In the whisky auction world, flipping is the activity of buying rare bottles to auction them quickly for profit. Whilst many readers will already be skilled practitioners of flipping, many whisky drinkers and producers find this dispiriting. A number of factors are involved in making flipping successful, such as acquiring and selling the retail bottles without too much expense (travel costs, postage, etc.) and selling in a market not oversupplied with the same release. Typically, obvious targets for flipping can appear in great numbers and drag down the price over the first few months, although many will outgrow this over the longer term.
The Ardbeg Perpetuum Bicentenary Committee Release reached £490 in April at Whisky-Online Auctions, but when 19 bottles were sold in Scotch Whisky Auction’s 49th auction, they clustered around £270 – £310. 30 bottles appeared a month later and made £240 – £250 whilst McTear’s, Glasgow sold one for £180 in late April. Highland Park Odin similarly sold out quickly. After costing £180 originally, both Whisky Auctioneer and Whisky-Online Auctions posted prices of £380. Scotch Whisky Auctions sold 51 bottles throughout their 48th – 50th auctions, though bidding peaked at £360 in April, £350 in May, and £250 in June. Clearly, it pays to get in quick.
May was a hectic month of live auctions. Taylor’s, Montrose kicked off in style with £1,600 for The Macallan 25 Years Old Anniversary Malt distilled in 1965. The Hart Davis Hart sale in Chicago offered some comparative bargains: All three editions of Black Bowmore 1964 fetched $4,800/£3,000 (1st edition) and $4,500/£2,850 (2nd and final edition), prices that were very much in the favour of the buyers.

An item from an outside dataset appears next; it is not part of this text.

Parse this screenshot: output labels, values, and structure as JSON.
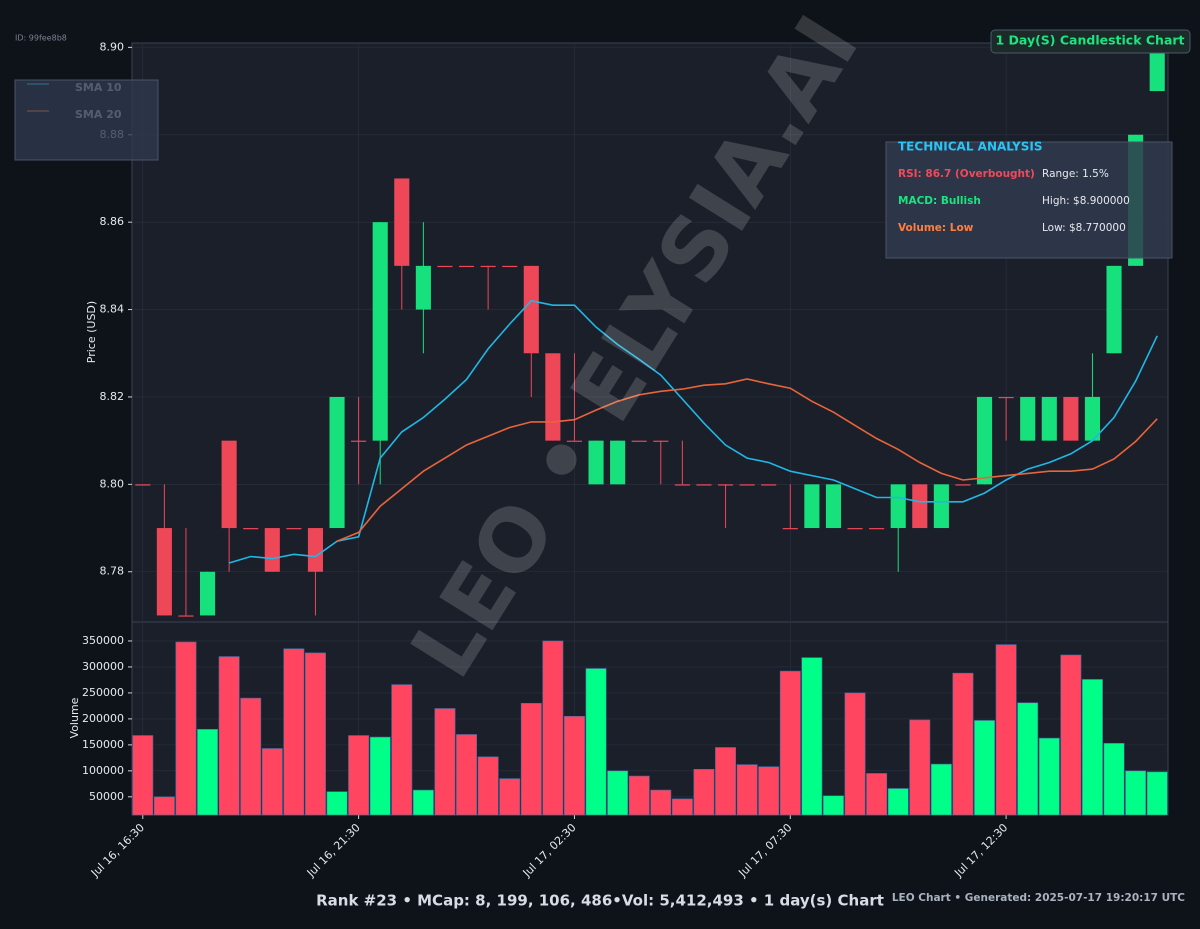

To Hong Kong, where Sotheby’s only had three whiskies to sell, but they were all incredible bottles: Bottle No. 1 of The Last Drop 50 Years Old sold for charity for HK$70,000/£5,830, The Macallan 50 Years Old in Lalique made HK$240,000/ £20,000 and Glenfiddich 50 Years Old took HK$110,000/£9,160. On the same day, Bonhams, Hong Kong had much more whisky on offer resulting in the highest grossing live auction of the month on the WMI. Japanese brands dominated proceedings, with the 2009 bottling of Karuizawa 1967 Cask 6426 taking HK$150,000/£12,500 with The Whisky Exchange 10th anniversary label from this cask making HK$120,000/£10,000. The Yamazaki 50 Years Old made a notable HK$250,000/£20,800. This auction featured some of the oldest Lalique bottlings of The Macallan including the 62 Years Old, 60 Years Old, and 57 Years Old which all hit HK$250,000/£20,800 whilst the 55 Years Old settled for HK$240,000/£20,000.
Mulberry Bank Auctions had numerous unsold lots though they reappeared for sale on their online platform, hoping to reach a wider audience. Only one WMI eligible bottle reached four figures, an £1,800 Fortnum & Mason bottling of Highland Park 27 Years Old. Hopefully, sales will pick up in August, as these results will not go unnoticed by potential vendors.
Acker Merrall & Condit held fine wine auctions in New York and Hong Kong. The American sale contained a sprinkling of Van Winkle bottlings with $4,000/£2,550 purchasing a lot of 12 bottles of Old Rip Van Winkle 12 Years Old Special Reserve. However, US prices appear to be stabilising, softening even, though European prices are still growing online.
What effect did all this trading have on the WMI rankings? Yamazaki secured 13th, a new personal best, whilst Hanyu occupied a top ten slot above Springbank. Karuizawa outsold The Macallan at Bonhams again and closed the gap further on first place, the closest it’s got this year. Rosebank dropped out as trading in Isle of Jura at Taylor’s, Montrose brought them back into the top 25.
Did you know?
Scotch Whisky Auctions celebrated their 50th online whisky auction, and made a £16,400 contribution to Scottish charity Himalayan Initiatives to help the victims of the Nepal earthquake. The 7.8 magnitude quake struck Kathmandu on the 25 April 2015, killing nearly 9,000 people. The Springbank Millennium Collection complete with miniatures attracted the highest bids, selling for £5,200. There were bottles of The Macallan Easter Elchies 2008 – 2013 releases which drew £1,250 for the 2009 and £1,200 for the 2008 bottles. A bottle of Glenfiddich Snow Phoenix made £220, and the Balvenie Single Barrel 15 Years Old Sandy Gordon sold for £250. 30 lots were sold, with the company topping up the proceeds with their 10% buyer’s fees. Well done to all involved!